#DH2018 and #DH2019 Twitter Archive Counts. A Comparison


My interest in documenting the scholarly activity on Twitter using conference hashtags is not new; for the digital humanities I have been looking into it since 2010. Searching on this blog or googling related keywords may throw some results to those interested in background. I have been archiving conference hashtag archives for a while now, often depositing them as part of the scholarly record, blogging and giving workshops about my objectives and methdologies, etc.

I like sharing results in real time while conferences are taking place or shortly after. Therefore any results shared are always-already provisional, perfectible, and unfinished. I have always believed that a signal is better than no signal or having to wait 3 years for one, therefore I insist in sharing any quick insights that I can get rather than not sharing them at all or having to wait until I miraculously find the time to do it differently (which I am not likely to, so I’d rather take any opportunity I have to share something). Hopefully someone finds it helpful in some way.

Once again I have also been critical of the metrication of scholarly activitiy so the fact that I share quantitative data from the archives collected does not mean I think this metrication is always-already something to aspire to or that it means anything in particular. I see it as an ethnographic means to document the existence of scholarly activity on Twitter around academic conferences in specific fields, and perhaps as an entry point to assess academic and public engagement on Twitter with academic hashtags and the events they represent, and/or possibly any increase or decrease or transformations in this type of activity on Twitter. For example, it is possible to gain insights of Twitter user settings preferences, as in the case of the language users have set up, as I looked into this post on user_lang in #DH2018 tweets.

The Methods

The metrics compared here are the result of a double method of collection as a means to ensure the validity of the collected data. I used a Python script to collect both archives, and then set the parameters as those for archives I collected using TAGS (see Priego 2018). Even if the collected data still needs to be refined, when the counts are the same or very semilar I get a degree of certainty the data collected via TAGS from the Twitter Search API is close to being as reliable as it could be.

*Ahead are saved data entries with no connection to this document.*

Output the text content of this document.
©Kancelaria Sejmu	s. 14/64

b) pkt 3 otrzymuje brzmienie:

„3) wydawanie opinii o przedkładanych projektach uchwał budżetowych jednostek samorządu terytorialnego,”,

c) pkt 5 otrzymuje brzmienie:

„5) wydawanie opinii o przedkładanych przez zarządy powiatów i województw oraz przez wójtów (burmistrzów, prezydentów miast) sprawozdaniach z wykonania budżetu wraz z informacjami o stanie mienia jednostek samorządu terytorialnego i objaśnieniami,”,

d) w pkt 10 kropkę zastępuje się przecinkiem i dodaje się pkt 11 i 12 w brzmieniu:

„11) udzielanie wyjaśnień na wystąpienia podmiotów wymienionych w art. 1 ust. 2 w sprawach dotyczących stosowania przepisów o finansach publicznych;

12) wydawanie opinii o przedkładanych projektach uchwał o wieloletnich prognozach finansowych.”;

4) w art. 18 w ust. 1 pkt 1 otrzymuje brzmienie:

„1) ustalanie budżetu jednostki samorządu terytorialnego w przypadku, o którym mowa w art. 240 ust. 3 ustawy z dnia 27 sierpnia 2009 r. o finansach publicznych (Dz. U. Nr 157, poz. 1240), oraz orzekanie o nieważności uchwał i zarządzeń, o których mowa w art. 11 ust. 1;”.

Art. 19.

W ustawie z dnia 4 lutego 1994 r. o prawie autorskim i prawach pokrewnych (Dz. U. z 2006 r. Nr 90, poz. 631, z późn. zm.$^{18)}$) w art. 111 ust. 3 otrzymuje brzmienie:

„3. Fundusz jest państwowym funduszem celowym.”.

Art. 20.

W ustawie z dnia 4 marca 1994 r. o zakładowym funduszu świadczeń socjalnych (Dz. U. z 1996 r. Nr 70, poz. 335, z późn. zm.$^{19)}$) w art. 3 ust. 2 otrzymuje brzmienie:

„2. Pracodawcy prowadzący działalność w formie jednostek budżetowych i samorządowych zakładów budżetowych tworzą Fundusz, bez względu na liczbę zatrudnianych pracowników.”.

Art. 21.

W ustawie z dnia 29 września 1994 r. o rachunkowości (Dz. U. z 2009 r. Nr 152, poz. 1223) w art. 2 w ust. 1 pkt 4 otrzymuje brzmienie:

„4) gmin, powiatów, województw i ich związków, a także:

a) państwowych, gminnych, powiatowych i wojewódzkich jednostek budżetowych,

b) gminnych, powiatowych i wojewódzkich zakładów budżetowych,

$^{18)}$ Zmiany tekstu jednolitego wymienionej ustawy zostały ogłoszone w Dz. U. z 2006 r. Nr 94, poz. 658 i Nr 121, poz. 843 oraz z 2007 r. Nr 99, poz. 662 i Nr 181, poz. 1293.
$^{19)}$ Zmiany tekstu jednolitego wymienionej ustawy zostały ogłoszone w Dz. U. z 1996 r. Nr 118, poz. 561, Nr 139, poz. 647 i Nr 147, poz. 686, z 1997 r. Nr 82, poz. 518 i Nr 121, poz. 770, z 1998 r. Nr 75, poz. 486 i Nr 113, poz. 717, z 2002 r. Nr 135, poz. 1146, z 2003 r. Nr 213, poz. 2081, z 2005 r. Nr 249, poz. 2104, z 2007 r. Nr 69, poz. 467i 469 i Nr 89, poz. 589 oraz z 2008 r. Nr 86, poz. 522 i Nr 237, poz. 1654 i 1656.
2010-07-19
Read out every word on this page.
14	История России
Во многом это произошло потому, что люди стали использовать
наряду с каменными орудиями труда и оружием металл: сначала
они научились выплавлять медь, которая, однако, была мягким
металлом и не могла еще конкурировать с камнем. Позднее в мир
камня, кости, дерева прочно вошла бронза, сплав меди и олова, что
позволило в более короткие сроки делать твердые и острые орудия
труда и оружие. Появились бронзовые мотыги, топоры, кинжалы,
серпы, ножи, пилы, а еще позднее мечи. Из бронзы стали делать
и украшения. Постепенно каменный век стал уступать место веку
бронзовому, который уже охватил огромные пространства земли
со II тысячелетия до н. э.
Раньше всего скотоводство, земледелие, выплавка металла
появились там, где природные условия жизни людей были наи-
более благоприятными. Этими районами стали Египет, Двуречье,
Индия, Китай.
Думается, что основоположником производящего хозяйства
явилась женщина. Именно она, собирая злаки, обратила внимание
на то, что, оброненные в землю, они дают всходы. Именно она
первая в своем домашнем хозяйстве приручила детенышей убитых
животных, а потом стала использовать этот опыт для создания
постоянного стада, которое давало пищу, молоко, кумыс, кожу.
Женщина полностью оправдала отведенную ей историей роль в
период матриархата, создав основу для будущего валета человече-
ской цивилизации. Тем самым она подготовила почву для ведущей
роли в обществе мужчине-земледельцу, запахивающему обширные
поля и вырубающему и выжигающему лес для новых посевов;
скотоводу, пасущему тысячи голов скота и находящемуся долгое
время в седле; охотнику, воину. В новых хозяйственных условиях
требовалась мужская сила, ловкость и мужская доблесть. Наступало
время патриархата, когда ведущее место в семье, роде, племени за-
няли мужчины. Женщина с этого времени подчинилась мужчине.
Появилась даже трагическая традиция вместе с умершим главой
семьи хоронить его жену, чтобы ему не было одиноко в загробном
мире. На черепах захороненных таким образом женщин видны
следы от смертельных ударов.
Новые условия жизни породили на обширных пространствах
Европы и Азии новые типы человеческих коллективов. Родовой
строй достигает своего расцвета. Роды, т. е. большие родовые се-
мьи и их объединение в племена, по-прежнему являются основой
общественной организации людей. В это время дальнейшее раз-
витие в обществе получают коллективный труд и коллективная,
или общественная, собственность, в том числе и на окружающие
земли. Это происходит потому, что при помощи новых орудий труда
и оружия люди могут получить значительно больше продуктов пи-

For 2018 and 2019 I managed to get the settings and timings right to achieve what looks like a complete set of #DH2018 and #DH2019 tweets. Below I share a comparative table where the main metrics can be compared. As indicated in the table, it must be noted that there are important differences in mainly a) the number of days before and after the conference days included in the archive and b) the number of days each conference was held on according to their respective web pages / programmes (I seem to remember the Mexico City conference had activities at least one day prior to the date indicated on the main web site but I may be misremembering- need to check).

The Basic Counts

Needless to say most interesting or useful insights from looking at these archives would be qualitative data and not necessarily quantitative data as the one presented here. The RTs and @ replies stats can give an indication of the level of interaction in between accounts, and the number of accounts tweeting with each hashtag each year could be seen as an indication of the interest in the conference or hashtag (this indication may be misguiding due to spamming or confusion due to hashtag overlap, and of course one would need to know which accounts are included and not included in each one).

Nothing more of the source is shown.